Bientôt, une publication Facebook ou une photo postée sur Instagram pourrait trahir la vie que vous n’avez pas forcément envie de montrer au fisc et aux douaniers. Si la CNIL avait dénoncé le caractère intrusif de ce texte, le Monde nous apprend que les députés ont malgré tout voté en faveur de son application.

 

Tous les contenus postés sur les réseaux sociaux pourront être étudiés

En septembre, la Commission nationale de l’informatique et des libertés (CNIL) donnait un avis fermé sur un texte jugé trop intrusif en ce qui concerne la vie privée des internautes. En effet, ce texte prévoyait d’octroyer à l’État un droit certain d’utiliser à sa guise les données des individus accessibles en ligne, notamment sur les réseaux sociaux. Plus précisément, ce que dénonçait la CNIL, c’était la possibilité de réaliser une « collecte générale » des données, et plus seulement une surveillance en cas de doute.

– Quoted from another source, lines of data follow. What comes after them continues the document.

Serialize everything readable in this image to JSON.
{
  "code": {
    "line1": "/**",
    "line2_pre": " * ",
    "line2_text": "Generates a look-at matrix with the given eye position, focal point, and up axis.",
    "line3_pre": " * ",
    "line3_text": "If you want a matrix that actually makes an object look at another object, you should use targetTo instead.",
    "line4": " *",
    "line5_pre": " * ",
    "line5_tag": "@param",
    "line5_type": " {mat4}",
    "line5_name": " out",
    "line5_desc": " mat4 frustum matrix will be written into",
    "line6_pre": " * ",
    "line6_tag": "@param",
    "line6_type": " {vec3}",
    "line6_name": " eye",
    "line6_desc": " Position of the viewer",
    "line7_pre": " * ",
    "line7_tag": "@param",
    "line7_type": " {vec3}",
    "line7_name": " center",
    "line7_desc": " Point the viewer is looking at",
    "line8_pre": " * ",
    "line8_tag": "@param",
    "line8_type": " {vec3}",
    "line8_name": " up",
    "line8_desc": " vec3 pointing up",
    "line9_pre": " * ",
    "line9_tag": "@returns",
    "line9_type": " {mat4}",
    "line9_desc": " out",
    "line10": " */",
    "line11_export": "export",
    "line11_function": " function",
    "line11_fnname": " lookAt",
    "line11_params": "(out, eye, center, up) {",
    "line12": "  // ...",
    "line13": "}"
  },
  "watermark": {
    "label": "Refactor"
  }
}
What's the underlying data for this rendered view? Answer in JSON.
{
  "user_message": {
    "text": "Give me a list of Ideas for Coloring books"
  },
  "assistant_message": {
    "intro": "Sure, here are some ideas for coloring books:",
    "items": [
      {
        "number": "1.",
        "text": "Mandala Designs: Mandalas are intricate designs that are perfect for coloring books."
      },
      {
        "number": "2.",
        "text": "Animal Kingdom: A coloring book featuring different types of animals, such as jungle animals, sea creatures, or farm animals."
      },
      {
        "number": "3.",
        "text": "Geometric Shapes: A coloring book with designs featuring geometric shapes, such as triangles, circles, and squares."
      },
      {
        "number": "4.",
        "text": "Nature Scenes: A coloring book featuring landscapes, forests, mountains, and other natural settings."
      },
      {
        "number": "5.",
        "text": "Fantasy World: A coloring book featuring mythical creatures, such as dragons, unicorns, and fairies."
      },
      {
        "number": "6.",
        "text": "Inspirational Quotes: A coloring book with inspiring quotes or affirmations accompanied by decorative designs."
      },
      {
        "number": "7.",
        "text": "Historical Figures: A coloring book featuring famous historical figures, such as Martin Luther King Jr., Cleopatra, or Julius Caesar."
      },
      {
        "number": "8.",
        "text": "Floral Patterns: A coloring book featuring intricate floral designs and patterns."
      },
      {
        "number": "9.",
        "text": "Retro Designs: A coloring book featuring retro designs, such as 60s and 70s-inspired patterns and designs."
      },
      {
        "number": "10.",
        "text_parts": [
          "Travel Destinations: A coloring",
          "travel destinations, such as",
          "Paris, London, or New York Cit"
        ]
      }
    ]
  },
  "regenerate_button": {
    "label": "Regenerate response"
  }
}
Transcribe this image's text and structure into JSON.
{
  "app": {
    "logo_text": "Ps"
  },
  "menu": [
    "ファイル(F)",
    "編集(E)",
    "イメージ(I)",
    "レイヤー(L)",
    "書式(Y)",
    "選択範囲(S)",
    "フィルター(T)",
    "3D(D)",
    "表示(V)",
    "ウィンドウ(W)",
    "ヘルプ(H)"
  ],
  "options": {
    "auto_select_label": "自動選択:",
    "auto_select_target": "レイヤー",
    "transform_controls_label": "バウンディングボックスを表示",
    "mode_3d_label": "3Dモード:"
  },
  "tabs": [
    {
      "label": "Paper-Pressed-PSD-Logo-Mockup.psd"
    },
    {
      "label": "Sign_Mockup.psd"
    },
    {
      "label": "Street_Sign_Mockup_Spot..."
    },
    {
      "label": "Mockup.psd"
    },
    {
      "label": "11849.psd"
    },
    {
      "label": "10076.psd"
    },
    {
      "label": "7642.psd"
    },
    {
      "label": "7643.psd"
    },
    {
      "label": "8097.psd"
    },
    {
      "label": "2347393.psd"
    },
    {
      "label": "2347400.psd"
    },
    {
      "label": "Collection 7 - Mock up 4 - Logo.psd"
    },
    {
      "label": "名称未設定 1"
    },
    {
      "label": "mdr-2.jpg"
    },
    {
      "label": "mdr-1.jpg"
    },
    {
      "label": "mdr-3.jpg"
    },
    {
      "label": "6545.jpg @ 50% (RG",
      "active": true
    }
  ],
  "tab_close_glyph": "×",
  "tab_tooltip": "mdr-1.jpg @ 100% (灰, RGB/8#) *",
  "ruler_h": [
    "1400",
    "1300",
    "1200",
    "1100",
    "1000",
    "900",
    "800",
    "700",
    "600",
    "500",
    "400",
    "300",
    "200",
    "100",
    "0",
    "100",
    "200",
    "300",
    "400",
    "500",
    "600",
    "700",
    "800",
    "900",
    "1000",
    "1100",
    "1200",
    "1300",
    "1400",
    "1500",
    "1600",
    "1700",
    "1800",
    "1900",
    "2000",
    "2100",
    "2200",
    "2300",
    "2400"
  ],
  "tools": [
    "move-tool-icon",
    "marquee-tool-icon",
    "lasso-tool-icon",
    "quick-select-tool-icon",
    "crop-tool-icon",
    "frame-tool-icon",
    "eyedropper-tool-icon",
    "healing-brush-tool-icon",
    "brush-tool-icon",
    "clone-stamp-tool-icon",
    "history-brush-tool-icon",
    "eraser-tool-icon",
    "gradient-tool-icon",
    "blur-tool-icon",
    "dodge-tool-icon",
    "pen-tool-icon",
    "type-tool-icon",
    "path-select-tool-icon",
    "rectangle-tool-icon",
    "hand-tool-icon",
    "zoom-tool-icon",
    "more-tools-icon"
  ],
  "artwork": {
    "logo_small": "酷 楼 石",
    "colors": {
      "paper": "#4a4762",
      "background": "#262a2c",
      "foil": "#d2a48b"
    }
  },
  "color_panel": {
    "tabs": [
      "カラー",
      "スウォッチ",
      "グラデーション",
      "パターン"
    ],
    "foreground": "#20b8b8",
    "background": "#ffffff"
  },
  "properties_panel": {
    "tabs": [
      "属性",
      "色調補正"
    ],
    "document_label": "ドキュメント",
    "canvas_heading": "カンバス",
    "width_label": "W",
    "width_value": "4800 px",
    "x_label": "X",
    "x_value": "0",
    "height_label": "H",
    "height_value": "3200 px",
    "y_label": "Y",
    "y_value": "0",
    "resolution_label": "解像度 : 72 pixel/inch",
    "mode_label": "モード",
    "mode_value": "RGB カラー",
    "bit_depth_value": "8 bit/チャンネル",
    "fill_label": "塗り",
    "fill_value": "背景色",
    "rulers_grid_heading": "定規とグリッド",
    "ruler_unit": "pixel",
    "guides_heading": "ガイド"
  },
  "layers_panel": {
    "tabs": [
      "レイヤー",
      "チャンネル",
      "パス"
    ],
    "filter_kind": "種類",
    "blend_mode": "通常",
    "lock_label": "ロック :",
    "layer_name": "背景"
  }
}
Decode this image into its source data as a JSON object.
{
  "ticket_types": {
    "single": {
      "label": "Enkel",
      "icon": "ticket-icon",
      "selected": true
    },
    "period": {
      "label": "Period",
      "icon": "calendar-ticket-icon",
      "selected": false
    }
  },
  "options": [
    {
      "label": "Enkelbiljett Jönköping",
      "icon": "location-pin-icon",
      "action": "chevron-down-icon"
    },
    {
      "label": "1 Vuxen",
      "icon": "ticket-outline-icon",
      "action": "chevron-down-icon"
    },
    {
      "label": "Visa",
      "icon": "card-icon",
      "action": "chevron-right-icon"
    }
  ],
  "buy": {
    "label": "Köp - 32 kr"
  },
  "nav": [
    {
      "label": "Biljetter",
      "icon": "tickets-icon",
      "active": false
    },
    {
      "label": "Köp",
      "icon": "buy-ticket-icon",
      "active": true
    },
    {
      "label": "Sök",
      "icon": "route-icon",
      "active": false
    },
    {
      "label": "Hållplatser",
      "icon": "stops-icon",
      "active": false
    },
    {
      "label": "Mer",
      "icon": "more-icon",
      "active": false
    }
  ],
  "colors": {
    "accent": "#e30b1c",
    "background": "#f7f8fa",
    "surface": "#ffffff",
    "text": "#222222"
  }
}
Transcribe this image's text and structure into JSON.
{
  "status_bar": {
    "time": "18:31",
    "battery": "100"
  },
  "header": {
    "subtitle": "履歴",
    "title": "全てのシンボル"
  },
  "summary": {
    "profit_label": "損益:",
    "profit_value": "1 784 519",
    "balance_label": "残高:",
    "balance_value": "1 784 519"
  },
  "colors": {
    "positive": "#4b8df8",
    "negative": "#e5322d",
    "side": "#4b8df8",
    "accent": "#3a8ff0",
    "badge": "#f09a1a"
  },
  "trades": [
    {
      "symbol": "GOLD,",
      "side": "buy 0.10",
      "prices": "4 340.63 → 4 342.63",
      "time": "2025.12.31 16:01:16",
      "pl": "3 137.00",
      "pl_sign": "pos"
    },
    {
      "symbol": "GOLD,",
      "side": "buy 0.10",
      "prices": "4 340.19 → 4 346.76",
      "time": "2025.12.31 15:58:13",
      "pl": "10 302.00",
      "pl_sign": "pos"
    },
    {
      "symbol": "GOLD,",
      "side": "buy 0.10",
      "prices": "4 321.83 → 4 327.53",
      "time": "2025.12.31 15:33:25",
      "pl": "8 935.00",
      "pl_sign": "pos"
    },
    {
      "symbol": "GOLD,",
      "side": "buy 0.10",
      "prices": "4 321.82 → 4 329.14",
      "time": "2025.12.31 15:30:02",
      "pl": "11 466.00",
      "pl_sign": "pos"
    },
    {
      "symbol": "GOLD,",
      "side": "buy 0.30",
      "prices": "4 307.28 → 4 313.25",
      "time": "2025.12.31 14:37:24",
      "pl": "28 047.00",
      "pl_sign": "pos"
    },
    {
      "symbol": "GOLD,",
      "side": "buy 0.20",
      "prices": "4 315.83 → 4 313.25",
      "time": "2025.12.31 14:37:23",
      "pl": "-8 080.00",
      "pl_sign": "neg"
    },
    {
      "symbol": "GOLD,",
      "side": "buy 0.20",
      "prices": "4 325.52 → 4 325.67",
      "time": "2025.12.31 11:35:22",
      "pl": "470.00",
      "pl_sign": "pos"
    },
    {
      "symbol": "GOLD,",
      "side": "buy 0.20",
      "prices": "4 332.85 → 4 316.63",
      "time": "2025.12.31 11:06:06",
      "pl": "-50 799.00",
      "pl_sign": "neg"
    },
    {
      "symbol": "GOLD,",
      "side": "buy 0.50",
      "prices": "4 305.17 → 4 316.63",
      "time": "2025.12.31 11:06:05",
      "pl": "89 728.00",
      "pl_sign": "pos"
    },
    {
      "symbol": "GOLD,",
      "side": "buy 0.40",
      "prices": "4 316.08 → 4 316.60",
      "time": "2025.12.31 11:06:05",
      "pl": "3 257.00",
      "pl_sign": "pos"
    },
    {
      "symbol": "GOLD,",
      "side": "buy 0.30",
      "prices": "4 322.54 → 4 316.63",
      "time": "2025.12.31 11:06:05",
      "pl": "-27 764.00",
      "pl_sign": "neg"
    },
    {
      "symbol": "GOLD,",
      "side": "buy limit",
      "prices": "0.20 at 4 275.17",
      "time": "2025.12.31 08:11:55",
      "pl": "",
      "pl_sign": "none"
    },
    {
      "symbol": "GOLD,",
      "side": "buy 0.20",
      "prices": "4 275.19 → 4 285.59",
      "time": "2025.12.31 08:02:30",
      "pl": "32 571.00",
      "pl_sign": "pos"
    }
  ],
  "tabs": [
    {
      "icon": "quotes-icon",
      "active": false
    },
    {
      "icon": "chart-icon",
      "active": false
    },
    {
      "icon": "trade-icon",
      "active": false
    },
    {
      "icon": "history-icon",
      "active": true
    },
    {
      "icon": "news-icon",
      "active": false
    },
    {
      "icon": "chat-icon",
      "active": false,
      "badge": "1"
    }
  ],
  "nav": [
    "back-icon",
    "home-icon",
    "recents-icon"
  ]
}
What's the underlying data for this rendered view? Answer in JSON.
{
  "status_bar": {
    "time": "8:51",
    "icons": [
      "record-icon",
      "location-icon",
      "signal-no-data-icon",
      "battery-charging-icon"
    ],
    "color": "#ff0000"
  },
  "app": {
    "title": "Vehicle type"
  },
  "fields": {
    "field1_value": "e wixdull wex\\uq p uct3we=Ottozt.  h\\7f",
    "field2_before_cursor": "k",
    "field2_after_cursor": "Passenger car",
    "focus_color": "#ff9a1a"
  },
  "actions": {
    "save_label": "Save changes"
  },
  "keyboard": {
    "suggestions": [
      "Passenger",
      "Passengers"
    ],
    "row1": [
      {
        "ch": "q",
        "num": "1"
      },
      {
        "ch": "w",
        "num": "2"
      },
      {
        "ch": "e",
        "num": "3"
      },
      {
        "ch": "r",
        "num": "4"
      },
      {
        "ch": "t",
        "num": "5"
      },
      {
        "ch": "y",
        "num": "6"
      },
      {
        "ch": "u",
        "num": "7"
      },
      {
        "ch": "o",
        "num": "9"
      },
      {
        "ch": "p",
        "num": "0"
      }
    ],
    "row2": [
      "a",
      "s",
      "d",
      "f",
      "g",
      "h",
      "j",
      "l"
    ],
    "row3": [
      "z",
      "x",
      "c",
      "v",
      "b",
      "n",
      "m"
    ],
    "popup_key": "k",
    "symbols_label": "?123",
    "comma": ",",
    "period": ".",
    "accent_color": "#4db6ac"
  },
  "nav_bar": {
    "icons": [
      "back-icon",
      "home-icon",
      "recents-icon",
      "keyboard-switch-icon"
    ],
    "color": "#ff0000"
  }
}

Ainsi, maintenant que le texte a été adopté par les députés, que vous postiez une photo sur Instagram, un post racontant vos vacances sur Facebook, une question à votre compagnie aérienne sur Twitter ou bien encore que vous mettiez un objet en vente sur Leboncoin ou sur eBay : sur l’ensemble des réseaux sociaux, tous vos faits et gestes pourront se retourner contre vous, si vous vivez une vie qui ne ressemble pas à celle de votre feuille d’imposition.

 

La commission des finances de l’Assemblée nationale passe par là

Début novembre, le texte a été analysé par la commission des finances de l’Assemblée nationale. Cette dernière en a profité pour modifier quelques détails qui pourraient avoir une importance. Notamment en ce qui concerne les fraudes détectées : le dispositif restreint par la commission, seules l’économie souterraine, les activités non déclarées et les infractions liées à l’évasion fiscale pourront être surveillées via les réseaux sociaux.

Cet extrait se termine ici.